JimBo Ledford gets nod in favor of Spring music festival
Local plumber and proprietor of the Altered Frequencies nightclub on Carolina Mountain Drive, JimBo Ledford, 43, addressed town council members for two consecutive agenda items Monday concerning his burgeoning music venue.
First, he retracted a street closure request for his Micro Wrestling event this Thursday, noting it was not necessary and unduly affected neighboring businesses. Then he launched into a PowerPoint presentation about the potential benefits of supporting a spring music festival.
“First, I’d like to thank you for the second best guardrail in town,” Ledford said of the newly installed guardrail on S. Patton Ave. He then offered to council members that local businesses The Gathering, Rathskeller, Lazy Hiker, Currahee and Mulligan’s were all interested in hosting live music if the town would permit him to organize a festival in April 2020.
“It would be live music on multiple stages, arts and crafts throughout the town,” he said, comparing his concept to Manchester, Tenn.’s Bonnaroo festival, where a town with a population similar to Macon County now generates $56 million a year for the regional economy.
“Franklin is steeped in music,” said council member Adam Kimsey. “Music is a big part of our culture and culture is a big part of Franklin.”
Council members McRae, Culpepper, Brandon McMahon and Joe Collins also expressed support for Ledford’s concept.
“I’m okay with that,” Collins said, in what was the most reluctant of the endorsements.

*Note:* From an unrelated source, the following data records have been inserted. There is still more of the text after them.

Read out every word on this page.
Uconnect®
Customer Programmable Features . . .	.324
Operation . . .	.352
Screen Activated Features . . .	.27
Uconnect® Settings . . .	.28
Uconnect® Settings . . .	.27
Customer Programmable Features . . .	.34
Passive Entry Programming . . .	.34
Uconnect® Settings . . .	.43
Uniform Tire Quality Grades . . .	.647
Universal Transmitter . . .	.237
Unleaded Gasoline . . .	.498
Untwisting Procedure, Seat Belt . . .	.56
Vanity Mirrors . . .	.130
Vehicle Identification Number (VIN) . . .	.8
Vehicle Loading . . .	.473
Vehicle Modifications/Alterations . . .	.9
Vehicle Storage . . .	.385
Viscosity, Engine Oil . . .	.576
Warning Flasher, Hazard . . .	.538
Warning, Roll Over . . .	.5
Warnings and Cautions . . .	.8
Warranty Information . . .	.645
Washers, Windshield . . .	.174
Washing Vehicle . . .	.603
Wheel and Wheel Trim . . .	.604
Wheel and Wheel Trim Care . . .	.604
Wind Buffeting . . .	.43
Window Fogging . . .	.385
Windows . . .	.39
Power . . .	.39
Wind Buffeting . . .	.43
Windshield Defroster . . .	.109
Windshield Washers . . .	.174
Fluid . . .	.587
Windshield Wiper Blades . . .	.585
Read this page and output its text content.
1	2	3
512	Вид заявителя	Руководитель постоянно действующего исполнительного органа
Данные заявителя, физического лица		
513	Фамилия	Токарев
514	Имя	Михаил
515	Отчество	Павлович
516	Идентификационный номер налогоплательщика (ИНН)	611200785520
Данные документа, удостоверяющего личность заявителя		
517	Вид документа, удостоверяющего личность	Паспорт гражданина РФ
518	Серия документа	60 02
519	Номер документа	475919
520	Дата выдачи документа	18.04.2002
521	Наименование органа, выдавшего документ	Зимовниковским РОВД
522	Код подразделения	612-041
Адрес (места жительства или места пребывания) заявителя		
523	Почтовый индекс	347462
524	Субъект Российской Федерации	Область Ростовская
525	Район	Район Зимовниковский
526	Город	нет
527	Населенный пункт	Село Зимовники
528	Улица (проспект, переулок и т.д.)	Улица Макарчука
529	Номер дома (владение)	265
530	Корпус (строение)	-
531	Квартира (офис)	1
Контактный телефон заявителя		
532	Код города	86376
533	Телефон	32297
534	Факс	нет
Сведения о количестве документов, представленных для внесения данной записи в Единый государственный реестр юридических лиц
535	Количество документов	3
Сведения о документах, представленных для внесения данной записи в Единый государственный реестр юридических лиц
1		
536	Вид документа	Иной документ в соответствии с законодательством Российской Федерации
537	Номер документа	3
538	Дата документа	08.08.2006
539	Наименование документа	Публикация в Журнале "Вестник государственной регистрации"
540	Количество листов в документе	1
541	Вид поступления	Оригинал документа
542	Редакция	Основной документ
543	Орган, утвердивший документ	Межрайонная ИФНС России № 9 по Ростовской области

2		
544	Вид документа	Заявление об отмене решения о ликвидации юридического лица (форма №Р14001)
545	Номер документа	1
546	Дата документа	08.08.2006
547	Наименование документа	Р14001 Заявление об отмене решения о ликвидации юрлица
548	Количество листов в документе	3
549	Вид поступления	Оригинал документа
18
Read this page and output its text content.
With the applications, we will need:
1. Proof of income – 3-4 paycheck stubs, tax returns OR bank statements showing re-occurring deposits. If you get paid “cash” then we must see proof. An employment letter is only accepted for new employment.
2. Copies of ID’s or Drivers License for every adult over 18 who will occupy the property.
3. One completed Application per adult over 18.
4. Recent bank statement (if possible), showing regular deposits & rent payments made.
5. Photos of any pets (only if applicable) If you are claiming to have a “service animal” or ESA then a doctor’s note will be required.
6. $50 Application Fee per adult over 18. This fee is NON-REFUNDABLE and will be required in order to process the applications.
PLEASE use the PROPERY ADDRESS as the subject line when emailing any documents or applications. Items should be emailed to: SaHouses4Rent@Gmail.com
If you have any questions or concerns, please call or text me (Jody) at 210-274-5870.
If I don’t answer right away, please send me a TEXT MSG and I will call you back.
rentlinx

Property swap approved, alcohol permit discussed, HCA public hearing announced
In a 5-1 vote, with Culpepper in opposition, the Town Council approved a property exchange for town land on Phillips Street for equal valued land of $125,000 at U.S. 441 N. owned by Phil Drake.
The property exchange allows the town to move forward with an eventual fire and rescue substation. Culpepper’s descent was based on providing maximum value to town residents versus out of town residents.
The town’s ordinance review committee meeting August 26 is expected to receive guidance from the state’s alcohol review board concerning how town land can be leased to businesses who serve alcohol.
The discussion of what is called a “dining extension permit” in Raleigh would potentially give authority for businesses to use a portion of the sidewalk in front of their establishment to serve outdoor guests alcoholic beverages where the portion of the sidewalk used does not prevent safe passage.
The town also announced that a Public Hearing will take place Tuesday, Sept. 3, at 6:05 p.m. regarding the special use permit requested by Angel Medical Center.
The permit is required for construction of the new 82,500 square-foot hospital to begin because the building exceeds the 30,000 square-foot limit for construction without such a permit.